Nelson-based company biomass fuel company Azwood Energy is building a production facility near Milton to service a burgeoning biomass fuel industry. Azwood Energy general manager Brook Brewerton confirmed that one of its clients will be Danone Nutricia New Zealand, near Clydevale, which is building a biomass boiler.
Progress on the new plant was fairly advanced, he said. A Danone spokesman said the plant would need 35,000 tonnes of sustainable wood fuel per year; that is four to five 30-tonne truck-and-trailer units per day to make its infant milk formula.
The new boiler, expected to release its first head of steam in the next few months, would run on hog fuel, a type of biomass fuel made from chopped-up, unprocessed waste debris, bark and organic matter, which came from commercial forestry. Brewerton said Azwood would also be distributing a range of wood fuels to its other Otago clients and would employ about five full-time staff at the new facility.

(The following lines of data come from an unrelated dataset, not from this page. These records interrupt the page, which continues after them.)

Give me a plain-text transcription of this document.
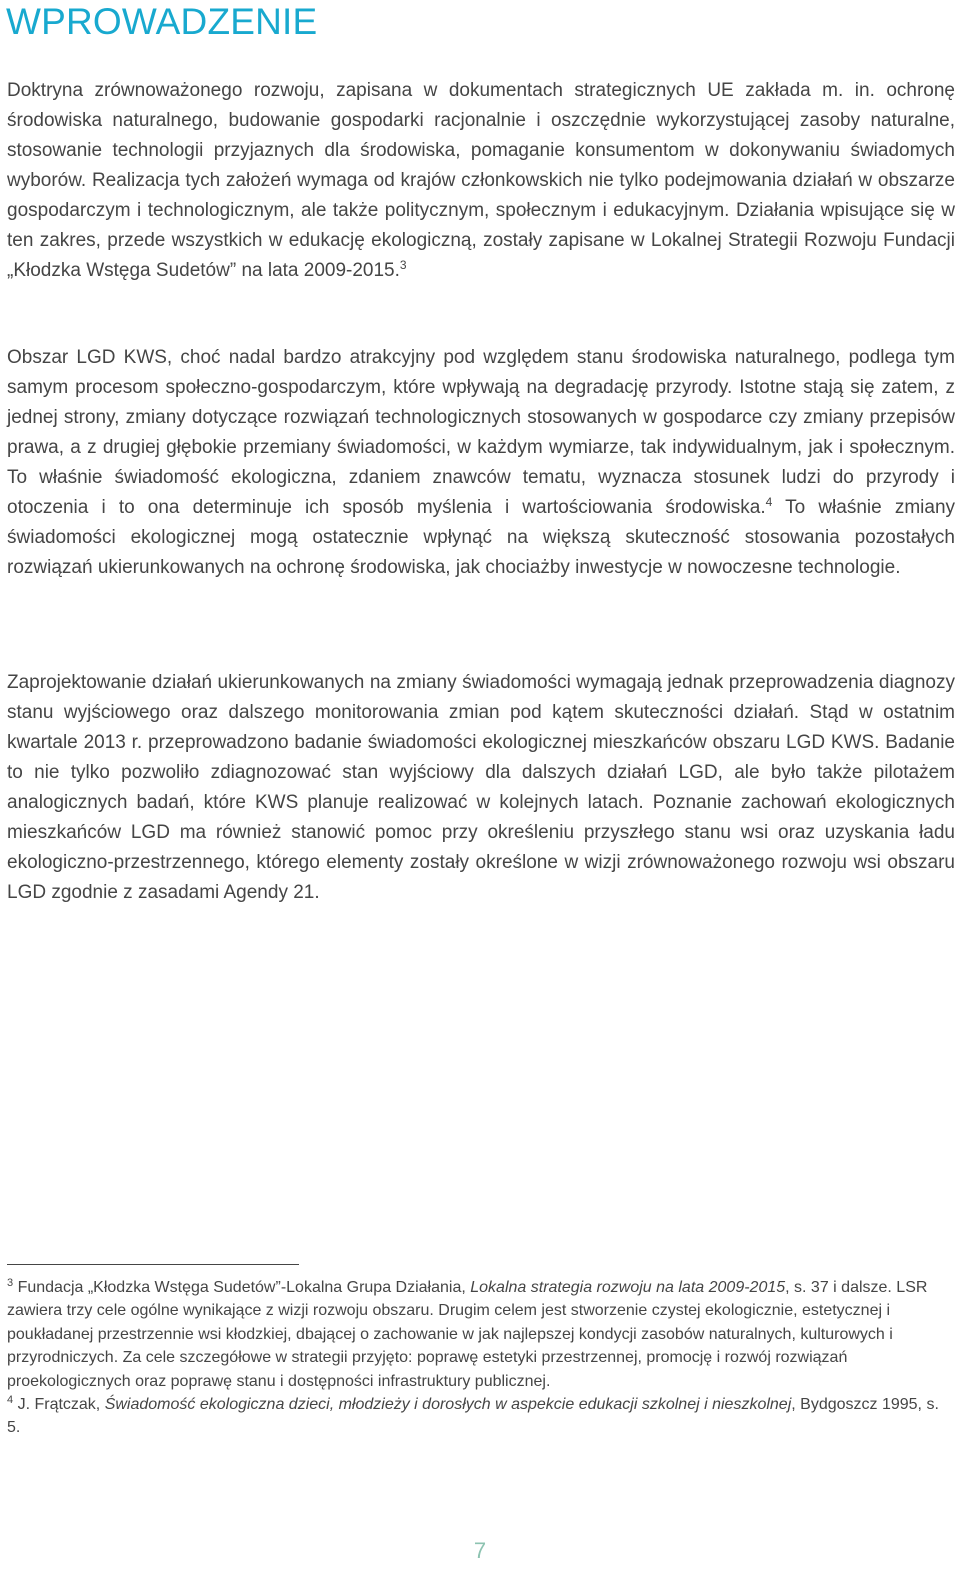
WPROWADZENIE

Doktryna zrównoważonego rozwoju, zapisana w dokumentach strategicznych UE zakłada m. in. ochronę środowiska naturalnego, budowanie gospodarki racjonalnie i oszczędnie wykorzystującej zasoby naturalne, stosowanie technologii przyjaznych dla środowiska, pomaganie konsumentom w dokonywaniu świadomych wyborów. Realizacja tych założeń wymaga od krajów członkowskich nie tylko podejmowania działań w obszarze gospodarczym i technologicznym, ale także politycznym, społecznym i edukacyjnym. Działania wpisujące się w ten zakres, przede wszystkich w edukację ekologiczną, zostały zapisane w Lokalnej Strategii Rozwoju Fundacji „Kłodzka Wstęga Sudetów” na lata 2009-2015.$^3$

Obszar LGD KWS, choć nadal bardzo atrakcyjny pod względem stanu środowiska naturalnego, podlega tym samym procesom społeczno-gospodarczym, które wpływają na degradację przyrody. Istotne stają się zatem, z jednej strony, zmiany dotyczące rozwiązań technologicznych stosowanych w gospodarce czy zmiany przepisów prawa, a z drugiej głębokie przemiany świadomości, w każdym wymiarze, tak indywidualnym, jak i społecznym. To właśnie świadomość ekologiczna, zdaniem znawców tematu, wyznacza stosunek ludzi do przyrody i otoczenia i to ona determinuje ich sposób myślenia i wartościowania środowiska.$^4$ To właśnie zmiany świadomości ekologicznej mogą ostatecznie wpłynąć na większą skuteczność stosowania pozostałych rozwiązań ukierunkowanych na ochronę środowiska, jak chociażby inwestycje w nowoczesne technologie.

Zaprojektowanie działań ukierunkowanych na zmiany świadomości wymagają jednak przeprowadzenia diagnozy stanu wyjściowego oraz dalszego monitorowania zmian pod kątem skuteczności działań. Stąd w ostatnim kwartale 2013 r. przeprowadzono badanie świadomości ekologicznej mieszkańców obszaru LGD KWS. Badanie to nie tylko pozwoliło zdiagnozować stan wyjściowy dla dalszych działań LGD, ale było także pilotażem analogicznych badań, które KWS planuje realizować w kolejnych latach. Poznanie zachowań ekologicznych mieszkańców LGD ma również stanowić pomoc przy określeniu przyszłego stanu wsi oraz uzyskania ładu ekologiczno-przestrzennego, którego elementy zostały określone w wizji zrównoważonego rozwoju wsi obszaru LGD zgodnie z zasadami Agendy 21.

$^3$ Fundacja „Kłodzka Wstęga Sudetów”-Lokalna Grupa Działania, Lokalna strategia rozwoju na lata 2009-2015, s. 37 i dalsze. LSR zawiera trzy cele ogólne wynikające z wizji rozwoju obszaru. Drugim celem jest stworzenie czystej ekologicznie, estetycznej i poukładanej przestrzennie wsi kłodzkiej, dbającej o zachowanie w jak najlepszej kondycji zasobów naturalnych, kulturowych i przyrodniczych. Za cele szczegółowe w strategii przyjęto: poprawę estetyki przestrzennej, promocję i rozwój rozwiązań proekologicznych oraz poprawę stanu i dostępności infrastruktury publicznej.

$^4$ J. Frątczak, Świadomość ekologiczna dzieci, młodzieży i dorosłych w aspekcie edukacji szkolnej i nieszkolnej, Bydgoszcz 1995, s. 5.

7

The Bioenergy Energy Association of New Zealand, to which Azwood is accredited, had long identified Otago as the ideal growing environment for wood fuel, with at least 125,085ha of planted production forestry in the region to feed the growing biomass industry.
Danone biomass boiler project engineer Ben Fisher (27), of Wellington originally, was representative of the diverse team working on the NZ $30 million boiler, which had brought in expertise from all around the world. Having grown up in the suburbs but having a keen bent for sustainability in engineering, he was enjoying the rural isolation of Clydevale and abundant forestry.
“We partnered with Azwood, a local company that makes biomass fuel. The fuel needed to be sourced from sustainably-managed forestry within a 50km range of the site. It is mostly radiata that is grown here, but so long as it is coming from a sustainably managed forest it can be used as fuel in our boiler.”
“The wood has to be local because of sustainability,” Danone’s sustainability communication and stakeholder relations manager Helene de Laguiche, said. “Up until now we’ve run on lpg. Five years ago, we started looking at cleaner energy, and wood-burning energy because of the availability in New Zealand was the obvious choice.”
“In Europe, bio-ash, what was left over from burning, was put to use. “There is a very niche market in New Zealand with opportunities to use it, for instance, in roading, but also in cement and compost. Once our biomass boiler is running, we will analyse the bio-ash produced from the boiler and look for the most appropriate way to repurpose it locally.”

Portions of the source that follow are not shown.